Reviews of the field describe powered exoskeleton control as a three-level hierarchy: a high level that perceives the wearer's intent and selects the assistive task, a mid level that translates intent into reference joint states or trajectories, and a low level that drives the actuators to track those references [tucker-2015]. Classification by assistive strategy further distinguishes approaches such as predefined trajectory tracking, assist-as-needed, and impedance- or model-based control [yan-2015]. Sensing modalities—joint encoders, force and pressure sensors, inertial units, and bioelectric signals—feed these layers. Trajectory-based rehabilitation exoskeletons, for example, impose or correct limb paths during training [banala-2009], whereas assist-as-needed schemes give only the support the wearer cannot generate alone.

Clinical relevance

A consistent classification helps clinicians and researchers compare devices, match a device class to a rehabilitation or assistance goal, and interpret the literature. The principles here describe how devices function and are categorised; they do not indicate which device suits a given patient, a decision that requires individualized clinical assessment.

Evidence & guidelines

Classification frameworks and control taxonomies come primarily from engineering review articles [tucker-2015][yan-2015]; demonstrations of specific control principles appear in device studies [banala-2009]. There is no single standardized regulatory taxonomy across jurisdictions, so terminology varies between sources.

History

Powered exoskeleton concepts date to mid-twentieth-century load-carriage and augmentation prototypes, but the modern taxonomy crystallised as rehabilitation and assistive devices proliferated in the 2000s and 2010s.

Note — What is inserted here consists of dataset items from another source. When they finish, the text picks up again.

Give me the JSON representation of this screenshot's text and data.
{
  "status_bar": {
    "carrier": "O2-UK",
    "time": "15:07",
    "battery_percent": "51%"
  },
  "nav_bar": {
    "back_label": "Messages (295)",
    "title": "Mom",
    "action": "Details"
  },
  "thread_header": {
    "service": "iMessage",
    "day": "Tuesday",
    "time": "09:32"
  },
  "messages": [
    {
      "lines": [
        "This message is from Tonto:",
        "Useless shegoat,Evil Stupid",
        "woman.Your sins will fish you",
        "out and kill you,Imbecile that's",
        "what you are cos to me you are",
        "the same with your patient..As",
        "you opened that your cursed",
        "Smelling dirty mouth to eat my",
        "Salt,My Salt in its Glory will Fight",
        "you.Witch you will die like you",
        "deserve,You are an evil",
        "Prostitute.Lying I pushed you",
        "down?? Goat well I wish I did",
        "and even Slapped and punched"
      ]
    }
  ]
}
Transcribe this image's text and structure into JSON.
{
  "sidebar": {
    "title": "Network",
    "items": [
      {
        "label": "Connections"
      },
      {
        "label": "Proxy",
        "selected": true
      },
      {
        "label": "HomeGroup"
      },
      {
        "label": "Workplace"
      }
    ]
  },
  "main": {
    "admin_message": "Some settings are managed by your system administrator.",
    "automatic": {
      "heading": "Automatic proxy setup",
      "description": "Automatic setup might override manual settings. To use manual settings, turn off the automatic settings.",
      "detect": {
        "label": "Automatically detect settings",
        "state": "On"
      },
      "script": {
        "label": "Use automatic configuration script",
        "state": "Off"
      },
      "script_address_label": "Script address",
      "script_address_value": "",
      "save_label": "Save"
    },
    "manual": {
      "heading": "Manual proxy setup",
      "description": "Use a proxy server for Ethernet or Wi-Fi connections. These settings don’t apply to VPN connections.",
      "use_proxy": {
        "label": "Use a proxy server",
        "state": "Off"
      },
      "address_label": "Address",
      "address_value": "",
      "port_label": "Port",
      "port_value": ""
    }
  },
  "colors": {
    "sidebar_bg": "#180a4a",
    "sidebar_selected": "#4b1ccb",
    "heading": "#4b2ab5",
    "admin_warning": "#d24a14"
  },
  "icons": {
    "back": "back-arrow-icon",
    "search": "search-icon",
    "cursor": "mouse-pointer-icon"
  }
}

Review articles from the mid-2010s consolidated the field's classification axes and control strategies into the hierarchical framework now widely cited [tucker-2015][yan-2015].

Debates

Rigid exoskeletons versus soft exosuits: Rigid frames can transmit large torques and fully support a joint but add weight and constrain natural motion, whereas soft exosuits are lighter and less obstructive but deliver smaller assistive forces; the trade-off shapes how devices are classified and chosen.
Fixed-trajectory versus assist-as-needed control: Imposing a predefined trajectory ensures consistent movement but can reduce the wearer's own effort, while assist-as-needed strategies aim to promote active participation; reviews debate which better serves rehabilitation.

Seminal works

tucker-2015
yan-2015

Frequently asked questions

What are the main ways powered exoskeletons are classified?: Common axes are the body region served (lower limb, upper limb, or full body), the purpose (assistance, augmentation, or rehabilitation), the structure (rigid frame versus soft exosuit), and the actuation and control strategy used.
What is meant by a 'control hierarchy' in an exoskeleton?: It is the layered organisation of the control system: a high level infers the wearer's intent, a mid level converts that into target joint motions, and a low level commands the actuators to follow those targets.